Since previous studies showed a relief in all-cause deaths in infants and a lower risk of respiratory infections in older children and adults who received the BCG vaccine, at the beginning of the pandemic it was thought that it could be repurposed in place of the novel coronavirus.
“It has been hypothesized that the immunomodulatory properties of this vaccine would possibly oppose SARS-CoV-2, thus closing the gap until pathogen-specific vaccines are available,” the authors wrote.
Their findings mirror those of another large negative trial in older adults with comorbidities, but point to a number of conflicting studies involving BCG vaccination for COVID-19.
BRACE (BCG vaccination to reduce the impact of COVID-19 on health workers) was a double-blind trial conducted at 36 sites in five countries (Brazil, Australia, the Netherlands, the United Kingdom and Spain). A total of 3988 participants were randomized 1:1 to obtain either BCG-Denmark vaccine or saline placebo. The trial was first introduced in March 2020 and continued until April 2021, but recruitment was eventually halted following the availability of COVID vaccines.

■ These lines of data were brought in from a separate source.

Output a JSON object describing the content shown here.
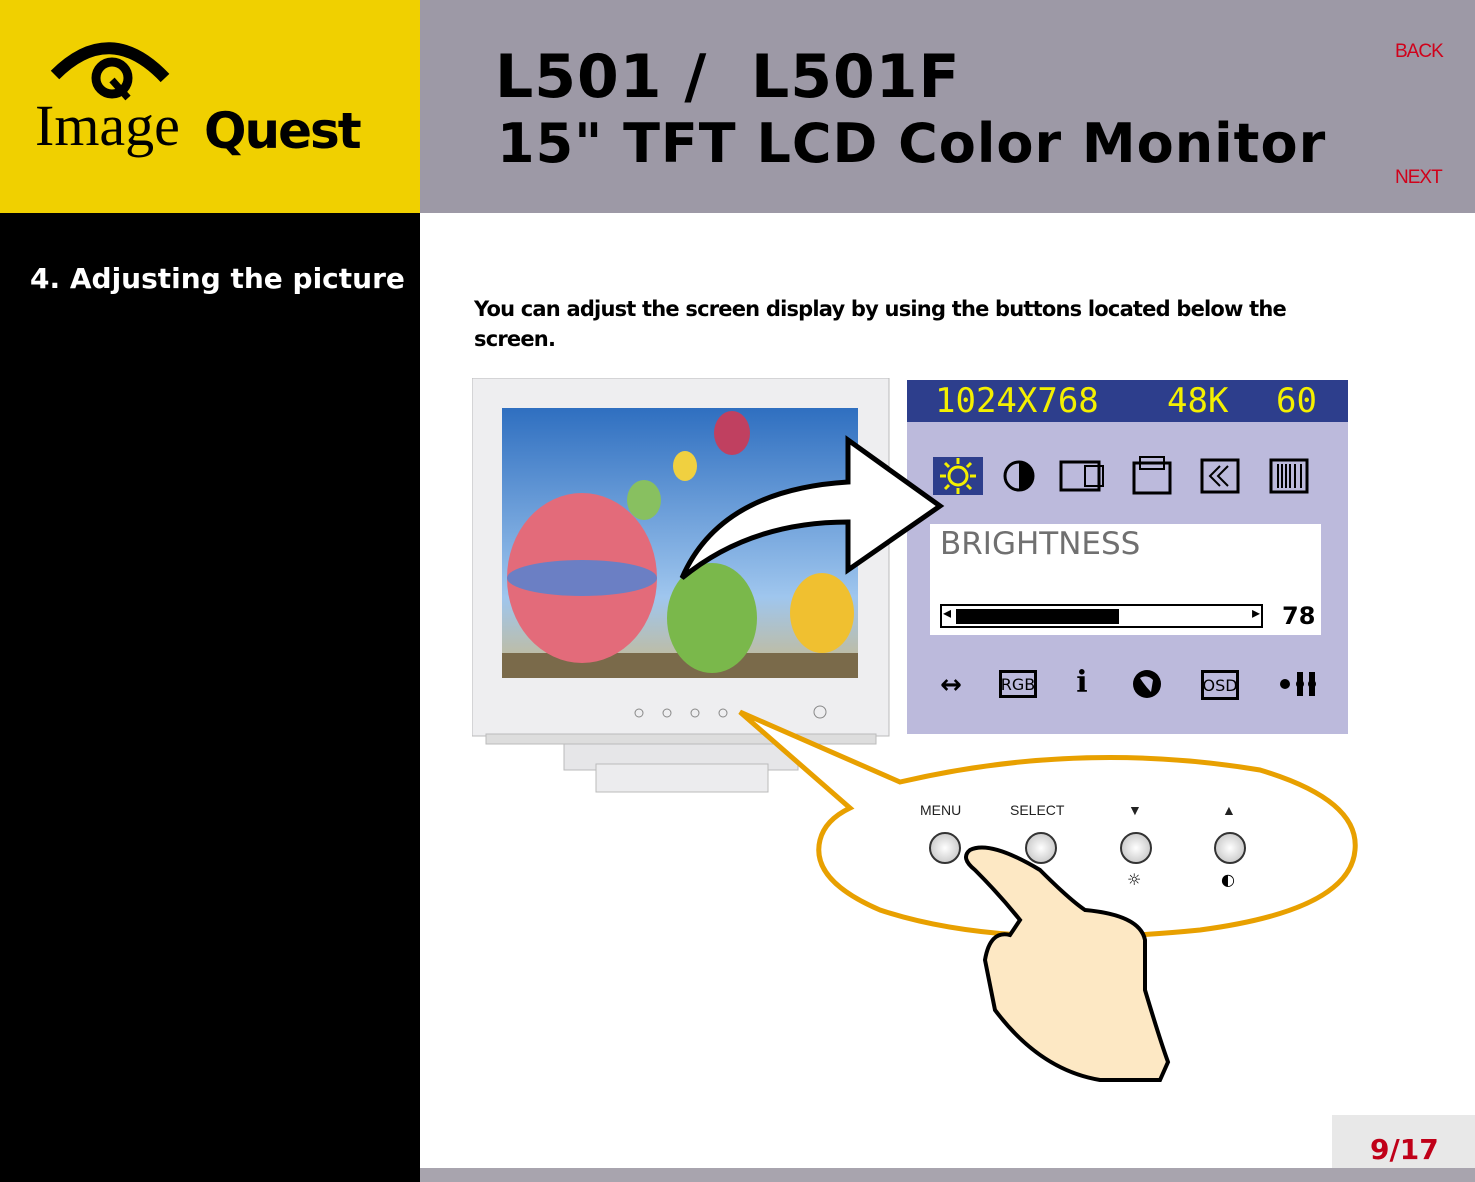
{
  "logo": {
    "text": "ImageQuest"
  },
  "header": {
    "model": "L501 /  L501F",
    "subtitle": "15\" TFT LCD Color Monitor",
    "back": "BACK",
    "next": "NEXT"
  },
  "sidebar": {
    "section": "4. Adjusting the picture"
  },
  "main": {
    "intro": "You can adjust the screen display by using the buttons located below the screen."
  },
  "osd": {
    "resolution": "1024X768",
    "hfreq": "48K",
    "vfreq": "60",
    "top_icons": [
      "brightness-icon",
      "contrast-icon",
      "h-position-icon",
      "v-position-icon",
      "phase-icon",
      "clock-icon"
    ],
    "selected": "brightness-icon",
    "label": "BRIGHTNESS",
    "value": "78",
    "level_percent": 78,
    "bottom_icons": [
      "h-size-icon",
      "rgb-icon",
      "info-icon",
      "language-icon",
      "osd-icon",
      "reset-icon"
    ],
    "rgb": "RGB",
    "osd": "OSD",
    "info": "i",
    "colors": {
      "header": "#2d3e8c",
      "header_text": "#f4f000",
      "panel": "#bcbadc"
    }
  },
  "controls": {
    "menu": "MENU",
    "select": "SELECT",
    "down": "▼",
    "up": "▲"
  },
  "footer": {
    "page": "9/17"
  },
  "colors": {
    "yellow": "#f0d000",
    "header_gray": "#9d99a6",
    "link_red": "#d0021b",
    "callout": "#e8a000"
  }
}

A modified intent-to-treat (mITT) population limited to SARS-CoV-2 prestige negative participants at baseline used for the number one analyses, leaving 1703 in the vaccine arm and 1683 in the placebo arm. The number one results were symptomatic COVID disease or severe illness, the latter explained as any COVID-related hospitalization or death, as well as cases where patients were in poor enough health that they could not work for 3 or more consecutive days.
Participants in the mITT population had an average age of 43 years, approximately three-quarters were women, 20% had comorbidities (diabetes, central disease/hypertension, or chronic respiratory disease), and 21% were obese. The majority (74%) had earned a BCG vaccine at some point in their lives.
During the 6 months, 132 cases of symptomatic COVID-19 occurred in the BCG vaccine organization compared to 106 in the placebo organization, with severe cases in 75 and 61, respectively. Most participants who met the definition of severe disease did not require hospitalization. ; However, 71% were too ill to move on to paintings and 22% were too ill to get out of bed.
No significant differences were observed for a multitude of secondary outcomes, adding COVID-19 pneumonia (seven cases in the arm) and COVID hospitalization (five in the arm), among others. One player in the placebo arm died of COVID-19.
The differences between the teams were small, but the maximum effects showed a slight trend in favor of placebo, and the only indication of benefit with the BCG vaccine gave the impression in the post-hoc analyses: a faster recovery time in other people over 60. and where co-existing conditions do not.
Curtis and co-authors recommended several conceivable points that would possibly have affected the side effects of the BCG vaccine, adding “the predominance of female participants (in whom it is proposed that side effects differ from those of men) and the underrepresentation of participants who had not in the past won BCG vaccine. “
There were no known protection considerations in the trial, with serious adverse events reported in 20 participants in the BCG organisation and in the placebo organisation.
The main limitations cited by the researchers were the inability to fully enroll in the intended trial size, the definition used for severe COVID-19 (which now sometimes refers to COVID-related hospitalization or death), and the fact that blinding is complicated with BCG. . vaccine due to injection site reactions, although they tried to mitigate the latter by telling participants that vaccination does not cause a reaction.
Ian Ingram is editor-in-chief of MedPage Today and is helping to cover the site’s oncology.
The trial was funded through the Bill and Melinda Gates Foundation, among others.
Curtis revealed something. Co-authors reported relationships with Aravax, DBV Technologies, Merck, Novartis, the National Institute of Allergy and Infectious Diseases, the National Board of Health and Medical Research, the Sabin Vaccine Institute, Sanofi Pasteur, Siolta, and Valneva Austria GmbH.